Praca była o tyle bardzo trudna, bo na filarach świecono w większości lampami bez palników, bo było mało tlenu w powietrzu i z palnikami lampy nie chciały się palić. Dalsza odstawa urobku pod szyb to ciskanie wozów spod filarów ku pochylni, gdzie znowu opuszczano je na tzw. szajbie lub wale na główny chodnik zwany „grond streka” i za pomocą przeciwwagi wyciągano do góry próżne wozy. Jeżeli wydobycie odbywało się z upadu, to urobek wyciągano haszplem obecnie zwanym kołowrotem. Wspomniana wyżej forma pracy na filarach utrzymywała się dość długo tj. do czasu wprowadzenia rynien potrząsalnych, wiszących na łańcuchach zaczepionych do obudowy drewnianej i motorów powietrznych do poruszania tych rynien. Były to lata 1924, 1925 i 1926.

Odstawa fedrunku - urobku pod szyb odbywała się za pomocą koni, a później za pomocą maszynek spalinowych na benzynę, które już w 1922 r. zostały wprowadzone do kopalni.Konie ciągły po 8, a maszynki po 12 pełnych wozów. Taka forma odstawy urobku pod szyb utrzymała się do 1933 r. Konie były wytresowane, bo jeżeli dopięłoby się choć jeden wóz więcej, to koń za żadną cenę nie ruszył z miejsca i musiano ten wóz odpiąć.

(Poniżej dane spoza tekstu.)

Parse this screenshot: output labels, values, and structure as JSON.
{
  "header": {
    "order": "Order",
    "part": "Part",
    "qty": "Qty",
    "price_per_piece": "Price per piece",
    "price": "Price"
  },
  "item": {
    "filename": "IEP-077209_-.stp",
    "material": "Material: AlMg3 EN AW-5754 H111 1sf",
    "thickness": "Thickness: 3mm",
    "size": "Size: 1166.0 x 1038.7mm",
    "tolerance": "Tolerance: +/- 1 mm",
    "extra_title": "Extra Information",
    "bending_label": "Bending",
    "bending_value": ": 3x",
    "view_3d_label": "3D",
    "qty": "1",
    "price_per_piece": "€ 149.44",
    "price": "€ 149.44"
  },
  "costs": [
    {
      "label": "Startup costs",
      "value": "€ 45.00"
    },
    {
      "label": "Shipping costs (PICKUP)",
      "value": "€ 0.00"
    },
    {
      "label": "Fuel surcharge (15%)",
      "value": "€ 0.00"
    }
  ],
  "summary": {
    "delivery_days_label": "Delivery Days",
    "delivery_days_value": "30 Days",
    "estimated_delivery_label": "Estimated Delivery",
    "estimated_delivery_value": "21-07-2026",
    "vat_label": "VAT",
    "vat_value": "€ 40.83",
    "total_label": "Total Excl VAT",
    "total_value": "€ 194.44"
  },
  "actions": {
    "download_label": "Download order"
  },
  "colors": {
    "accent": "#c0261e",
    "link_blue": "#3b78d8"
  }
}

W 1930 r. zaczęto przerabiać tory i wprowadzono na główne przekopy-gron streki maszynę elektryczną, która wg przepisów mogła ciągnąć pod szyb 35 pełnych wozów, ale niektórzy maszyniści po opanowaniu tych maszyn, brali nieraz po 50 wozów.

Z biegiem rozbudowy kopalni zamontowano na powierzchni 2 kompresory Neumann i wprowadzono do filarów i chodników w pokładzie 116 Wiktor młotki pneumatyczne i wrębówki słupowe. To dawało większe wydobycie...”

c.d. n.

Wiesław Koneczny

Foto : Zdjęcie z zakończenia budowy kolei ze stacji Libiąż do kopalni Janina - 07.07.1915 r. Pierwszy budynek z lewej strony to jest ten sam, tylko przerobiony, w którym obecnie są biura Związków Zawodowych. W latach 1912-1939 znajdowały się tam biura kopalniane i skromne mieszkanie głównego Reprezentanta spółki - naddyrektora kopalni Aleksego Barteta (u jednego zbieracza staroci są skromne drzwi z jego mieszkania), nazywanego dyrektorem. On z Francji przyjeżdżał tam co kwartał, względnie co pół roku. Przed nim Reprezentantem był inż. Piotr Gasca zam. w Krakowie przy ul. Biskupiej, który też co pewien czas przyjeżdżał na kopalnię, a mieszkał w przykopalnianej gospodzie, którą w 1912 r. wyburzono.